戦後70年の今年、戦争か平和かの重大な岐路に立たされています。戦後最悪ともいえる安倍政権のもとで、憲法9条を踏みにじり、アメリカと一緒に海外で戦争する国づくりが進められています。戦争は最大の人権侵害です。沖縄県辺野古への米軍新基地建設の強行、原発再稼働、TPP推進、社会保障切り捨てと一体の消費税増税。平和と民主主義を破壊し、国民生活を犠牲にする暴走を断じて許すわけにはいきません。
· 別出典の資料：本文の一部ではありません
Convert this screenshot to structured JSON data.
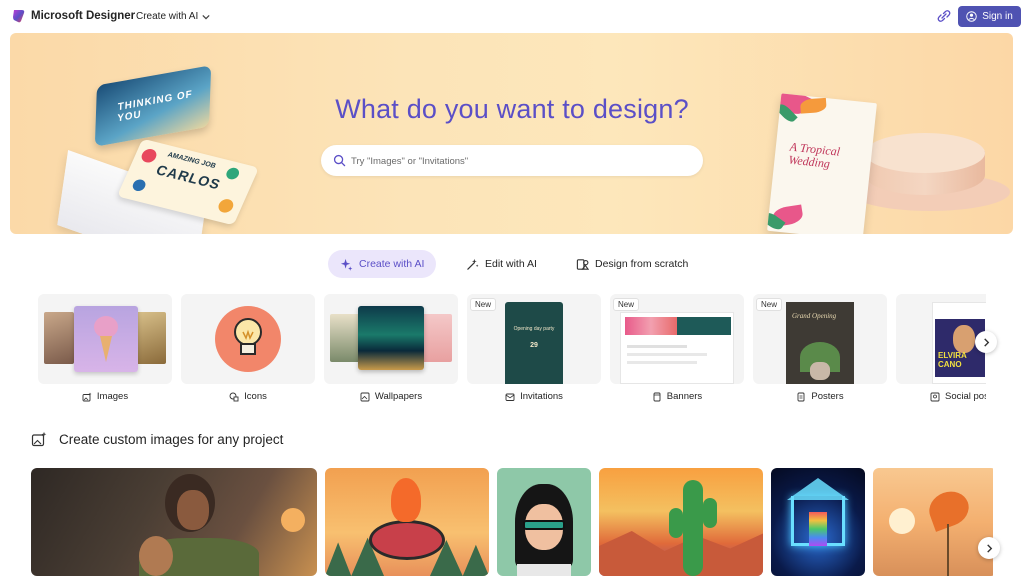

群馬では、まもなく県知事選挙がはじまります。憲法を暮らしに生かす県政の会の萩原貞夫予定候補が連日奮闘しています。ハンセン病問題の全面的解決、栗生楽泉園を人権のふるさとに、こうした谺さんの願い、遺志を実現するためにも大事な選挙です。ぜひ勝ち抜いていきたい。
最後に、本日のつどいを主催された栗生楽泉園自治会及び群馬ハンセン病訴訟を支援し、ともに生きる会のみなさん、並びにご参列のみなさんのご健勝を祈念申し上げ、ごあいさつにかえさせていただきます。